I am trying to analyze a microarray dataset from NCBI Geo (GSE92538, platform ID: GPL10526, GPL17027). I want to perform gene expression analysis for SCZ and Control, Before proceeding for that I want to look at if there is any batch effects since there are potential covariates (such as age, race post mortem interval, brain pH), and correct the batch effect if required.

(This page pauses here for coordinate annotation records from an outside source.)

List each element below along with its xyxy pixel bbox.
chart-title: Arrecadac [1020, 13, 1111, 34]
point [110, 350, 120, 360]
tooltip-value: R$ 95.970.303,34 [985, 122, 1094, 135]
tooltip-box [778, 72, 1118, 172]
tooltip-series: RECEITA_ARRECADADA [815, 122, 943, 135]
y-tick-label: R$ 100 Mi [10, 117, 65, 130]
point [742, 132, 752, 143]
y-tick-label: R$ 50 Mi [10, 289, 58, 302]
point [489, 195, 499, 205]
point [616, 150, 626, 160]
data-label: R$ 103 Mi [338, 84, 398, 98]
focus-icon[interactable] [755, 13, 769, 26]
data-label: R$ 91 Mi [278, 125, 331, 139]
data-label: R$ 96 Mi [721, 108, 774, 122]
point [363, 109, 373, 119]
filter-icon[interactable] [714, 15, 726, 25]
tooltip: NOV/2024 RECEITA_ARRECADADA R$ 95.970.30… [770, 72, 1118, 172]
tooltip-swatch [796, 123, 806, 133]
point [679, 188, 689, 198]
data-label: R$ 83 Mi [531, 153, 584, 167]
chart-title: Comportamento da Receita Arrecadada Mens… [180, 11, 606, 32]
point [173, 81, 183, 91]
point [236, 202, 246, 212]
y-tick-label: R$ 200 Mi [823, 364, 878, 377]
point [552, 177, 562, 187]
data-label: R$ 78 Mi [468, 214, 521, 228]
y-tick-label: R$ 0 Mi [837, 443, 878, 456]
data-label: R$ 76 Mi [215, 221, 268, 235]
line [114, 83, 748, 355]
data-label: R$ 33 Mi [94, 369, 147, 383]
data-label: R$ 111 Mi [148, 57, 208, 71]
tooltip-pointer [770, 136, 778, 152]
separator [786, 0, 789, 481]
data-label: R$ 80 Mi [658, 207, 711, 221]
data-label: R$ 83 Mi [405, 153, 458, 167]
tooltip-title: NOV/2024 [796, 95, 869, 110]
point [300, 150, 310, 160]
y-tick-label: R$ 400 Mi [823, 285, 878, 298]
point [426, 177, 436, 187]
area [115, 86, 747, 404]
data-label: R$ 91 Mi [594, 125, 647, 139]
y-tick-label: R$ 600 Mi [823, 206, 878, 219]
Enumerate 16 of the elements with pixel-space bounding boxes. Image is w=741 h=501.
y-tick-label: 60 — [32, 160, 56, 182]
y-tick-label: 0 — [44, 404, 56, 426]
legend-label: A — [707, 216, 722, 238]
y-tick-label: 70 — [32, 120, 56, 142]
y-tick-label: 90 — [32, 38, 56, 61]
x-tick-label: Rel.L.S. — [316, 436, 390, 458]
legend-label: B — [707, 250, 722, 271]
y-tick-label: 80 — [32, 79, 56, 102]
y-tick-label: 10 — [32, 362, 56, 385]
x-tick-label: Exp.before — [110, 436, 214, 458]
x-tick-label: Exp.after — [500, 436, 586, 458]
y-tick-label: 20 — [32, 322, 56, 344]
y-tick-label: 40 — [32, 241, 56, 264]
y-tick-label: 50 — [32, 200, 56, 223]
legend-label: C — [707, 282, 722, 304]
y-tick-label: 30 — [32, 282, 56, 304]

But looking at the metadata, I found out all the 58 SCZ sample and 176 Control sample have different Platform ID (majorly GPL10526 for SCZ sample, GPL17027 for Control sample), different cohort (schiz_cohort 1,2), different processing location (UCDavis, UCIrvine, UcMichigan), different QC batch (qc_batch 1-7).
I am confused how do i find out the batch effect?
Is it possible that I particulrly go for a platform ID (GPL10526), pick out different cohort (e.g., schiz_cohort_1
for both SCZ and Control samples, schiz_cohort_2
for both SCZ and Control samples etc) and plot a PCA plot to find out the batch effect?
Then how do I define the batch effect? Or should I analyze them in different batches (e.g., qc_batch 1 for both scz and controls etc)?
And repeat the steps for Platform ID GPL17027?
I am confused.
Any help would be appreciated.
Thank you
Hi Malachi Griffith,
Thank you for your help. I performed batch effect based on Geo Platform. I merged the two datasets (DATASET1-GSE91528-GPL10526, DATASET2-GSE91528-GPL17027), and removed batch effects using removeBatchEffect function of limma R package. But the result I got is confusing.
The first UMAP plot (before removing batch effect) seemed quite ok, with little batch effect (a few samples from same platform clustered together). But after removing the batch effect, UMAP plot seemed to have even more batch effect with larger number of samples from same platform clustering together.
I am a bit confused. Did I mess up the whole thing somehow? Then why am I seeing opposite trend? Or am I interpreting the plot wrongly?
Photos are attached for your reference.